Buford & Kolberg              Experimental                      [Page 6]

RFC 7019                ALM Extensions to RELOAD          September 2013


3.2.  Overlay Multicast

  The overlay supports concurrent multiple multicast trees.  The limit
  on the number of concurrent trees depends on peer and network
  resources and is not an intrinsic property of the overlay.

3.3.  RELOAD

  We use RELOAD [RELOAD] as the peer-to-peer (P2P) overlay for data
  storage and the mechanism by which the peers interconnect and route
  messages.  RELOAD is a generic P2P overlay, and application support
  is defined by profiles called Usages.

3.4.  NAT

  Some nodes in the overlay may be in a private address space and
  behind firewalls.  We use the RELOAD mechanisms for NAT traversal.
  We permit clients to be leaf nodes in an ALM tree.

3.5.  Tree Topology

  All tree control messages are routed in the overlay.  Two types of
  data or media topologies are envisioned: 1) tree edges are paths in
  the overlay, and 2) tree edges are direct connections between a
  parent and child peer in the tree, formed using the RELOAD AppAttach
  method.

4.  Architecture Extensions to RELOAD

  There are two changes as depicted in Figure 2.  New ALM messages are
  mapped to RELOAD Message Transport using the RELOAD experimental
  message type.  A plugin for ALM algorithms handles the ALM state and
  control.  The ALM algorithm is under control of the application via
  the Group API [COMMON-API].

















Buford & Kolberg              Experimental                      [Page 7]

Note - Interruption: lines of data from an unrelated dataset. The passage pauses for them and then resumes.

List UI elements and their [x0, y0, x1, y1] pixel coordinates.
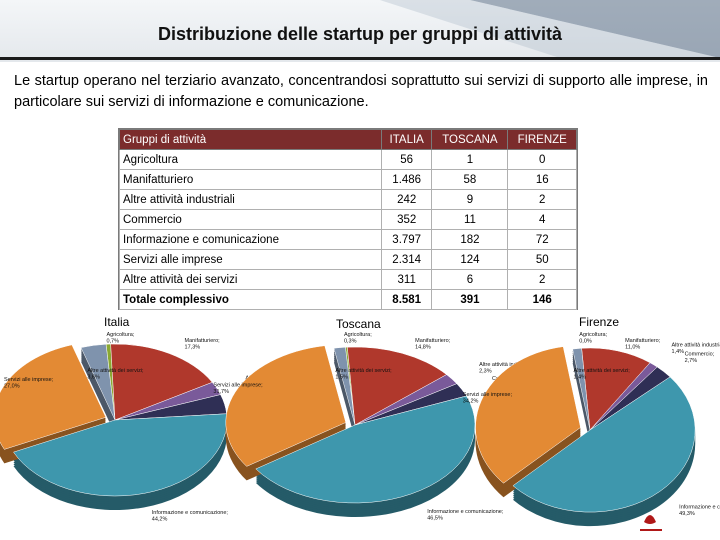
pie-data-label: Manifatturiero; 11,0%	[625, 338, 661, 351]
cell-italia: 352	[380, 209, 433, 230]
pie-slice-manifatturiero	[110, 343, 213, 421]
pie-data-label: Altre attività dei servizi; 3,6%	[87, 368, 144, 381]
pie-data-label: Altre attività dei servizi; 1,5%	[335, 368, 392, 381]
title-divider	[0, 57, 720, 60]
total-firenze: 146	[507, 289, 577, 310]
cell-firenze: 2	[507, 189, 577, 210]
pie-slice-side	[333, 361, 355, 439]
pie-slice-side	[333, 349, 355, 427]
pie-slice-altre_servizi	[333, 346, 356, 426]
total-italia: 8.581	[380, 289, 433, 310]
pie-title-toscana: Toscana	[336, 317, 381, 331]
table-row: Informazione e comunicazione 3.797 182 7…	[119, 229, 577, 250]
pie-data-label: Informazione e comunicazione; 46,5%	[427, 509, 504, 522]
pie-data-label: Altre attività industriali; 2,3%	[479, 362, 534, 375]
pie-slice-side	[333, 359, 355, 437]
pie-slice-side	[572, 354, 590, 436]
header-decoration	[380, 0, 720, 58]
pie-slice-side	[572, 362, 590, 444]
header-italia: ITALIA	[380, 129, 433, 150]
pie-title-italia: Italia	[104, 315, 130, 329]
cell-italia: 311	[380, 269, 433, 290]
pie-data-label: Informazione e comunicazione;49,3%	[679, 505, 720, 517]
pie-slice-side	[572, 360, 590, 442]
pie-data-label: Agricoltura; 0,0%	[579, 332, 607, 345]
pie-data-label: Servizi alle imprese; 31,7%	[213, 382, 263, 395]
pie-data-label: Commercio; 2,7%	[685, 351, 715, 364]
pie-toscana: Agricoltura; 0,3% Manifatturiero; 14,8% Altr…	[213, 332, 534, 522]
cell-italia: 2.314	[380, 249, 433, 270]
pie-data-label: Altre attività industriali;1,4%	[672, 343, 720, 356]
pie-slice-manifatturiero	[581, 347, 651, 431]
pie-italia: Agricoltura;0,7% Manifatturiero;17,3% Altr…	[0, 332, 301, 523]
cell-italia: 242	[380, 189, 433, 210]
pie-slice-servizi_imprese	[475, 346, 581, 484]
pie-data-label: Agricoltura; 0,3%	[344, 332, 372, 345]
logo-lily-icon	[644, 515, 656, 524]
total-toscana: 391	[431, 289, 509, 310]
pie-slice-altre_servizi	[80, 343, 116, 421]
pie-slice-informazione	[255, 395, 476, 504]
pie-slice-servizi_imprese	[0, 344, 107, 450]
pie-slice-side	[333, 351, 355, 429]
pie-slice-altre_servizi	[572, 347, 591, 431]
row-label: Manifatturiero	[119, 169, 382, 190]
table-total-row: Totale complessivo 8.581 391 146	[119, 289, 577, 310]
pie-data-label: Altre attività dei servizi; 1,4%	[574, 368, 631, 381]
total-label: Totale complessivo	[119, 289, 382, 310]
header-wedge-light	[380, 0, 720, 58]
pie-slice-side	[333, 357, 355, 435]
pie-slice-informazione	[512, 376, 696, 513]
table-row: Altre attività industriali 242 9 2	[119, 189, 577, 210]
table-row: Servizi alle imprese 2.314 124 50	[119, 249, 577, 270]
pie-slice-side	[572, 358, 590, 440]
pie-data-label: Informazione e comunicazione; 44,2%	[152, 510, 229, 523]
pie-title-firenze: Firenze	[579, 315, 620, 329]
header-wedge-dark	[470, 0, 720, 58]
row-label: Informazione e comunicazione	[119, 229, 382, 250]
pie-data-label: Servizi alle imprese; 27,0%	[4, 377, 54, 390]
pie-slice-side	[333, 355, 355, 433]
pie-data-label: Servizi alle imprese; 34,2%	[463, 392, 513, 405]
pie-slice-servizi_imprese	[225, 345, 347, 467]
pie-slice-manifatturiero	[347, 346, 448, 426]
table-row: Altre attività dei servizi 311 6 2	[119, 269, 577, 290]
activity-table-grid: Gruppi di attività ITALIA TOSCANA FIRENZ…	[119, 129, 577, 310]
slide-title: Distribuzione delle startup per gruppi d…	[157, 24, 563, 44]
pie-slice-side	[572, 352, 590, 434]
row-label: Altre attività industriali	[119, 189, 382, 210]
pie-data-label: Manifatturiero; 14,8%	[415, 338, 451, 351]
intro-text: Le startup operano nel terziario avanzat…	[14, 73, 708, 110]
chamber-logo	[640, 515, 662, 531]
pie-slice-side	[572, 350, 590, 432]
activity-table: Gruppi di attività ITALIA TOSCANA FIRENZ…	[118, 128, 578, 310]
pie-data-label: Agricoltura; 0,7%	[106, 332, 134, 345]
pie-firenze: Agricoltura; 0,0% Manifatturiero; 11,0% Altr…	[463, 332, 720, 527]
pie-slice-side	[572, 356, 590, 438]
pie-slice-side	[333, 353, 355, 431]
pie-data-label: Manifatturiero; 17,3%	[185, 338, 221, 351]
table-row: Manifatturiero 1.486 58 16	[119, 169, 577, 190]
pie-slice-informazione	[13, 413, 228, 497]
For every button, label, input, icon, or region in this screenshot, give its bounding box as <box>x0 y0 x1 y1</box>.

RFC 7019                ALM Extensions to RELOAD          September 2013


                                                      +---------+
                                                      |Group API|
                                                      +---------+
                                                           |
         ------------------- Application  ------------------------
             +-------+                                     |
             | ALM   |                                     |
             | Usage |                                     |
             +-------+                                     |
          -------------- Messaging Service Boundary --------------
                                                           |
            +--------+      +-----------+---------+    +---------+
            | Storage|<---> | RELOAD    | ALM     |<-->| ALM Alg |
            +--------+      | Message   | Messages|    +---------+
                    ^       | Transport |         |
                    |       +-----------+---------+
                    v          |    |
                   +-------------+  |
                   | Topology    |  |
                   | Plugin      |  |
                   +-------------+  |
                      ^             |
                      v             v
                   +-------------------+
                   | Forwarding &      |
                   | Link Management   |
                   +-------------------+

          ---------- Overlay Link Service Boundary --------------

                Figure 2: RELOAD Architecture Extensions

  The ALM components interact with RELOAD as follows:

  o  ALM uses the RELOAD data storage functionality to store an ALMTree
     instance when a new ALM tree is created in the overlay and to
     retrieve ALMTree instance(s) for existing ALM trees.

  o  ALM applications and management tools may use the RELOAD data
     storage functionality to store diagnostic information about the
     operation of trees, including average number of trees, delay from
     source to leaf nodes, bandwidth use, and packet loss rate.  In
     addition, diagnostic information may include statistics specific
     to the tree root or to any node in the tree.







Buford & Kolberg              Experimental                      [Page 8]

RFC 7019                ALM Extensions to RELOAD          September 2013


5.  RELOAD ALM Usage

  Applications of RELOAD are restricted in the data types that can be
  stored in the DHT.  The profile of accepted data types for an
  application is referred to as a Usage.  RELOAD is designed so that
  new applications can easily define new Usages.  New RELOAD Usages are
  needed for multicast applications since the data types in base RELOAD
  and existing Usages are not sufficient.

  We define an ALM Usage in RELOAD.  This ALM Usage is sufficient for
  applications that require ALM functionality in the overlay.  Figure 2
  shows the internal structure of the ALM Usage.  This contains the
  Group API ([COMMON-API]), an ALM algorithm plugin (e.g., Scribe), and
  the ALM messages that are then sent out to the RELOAD network.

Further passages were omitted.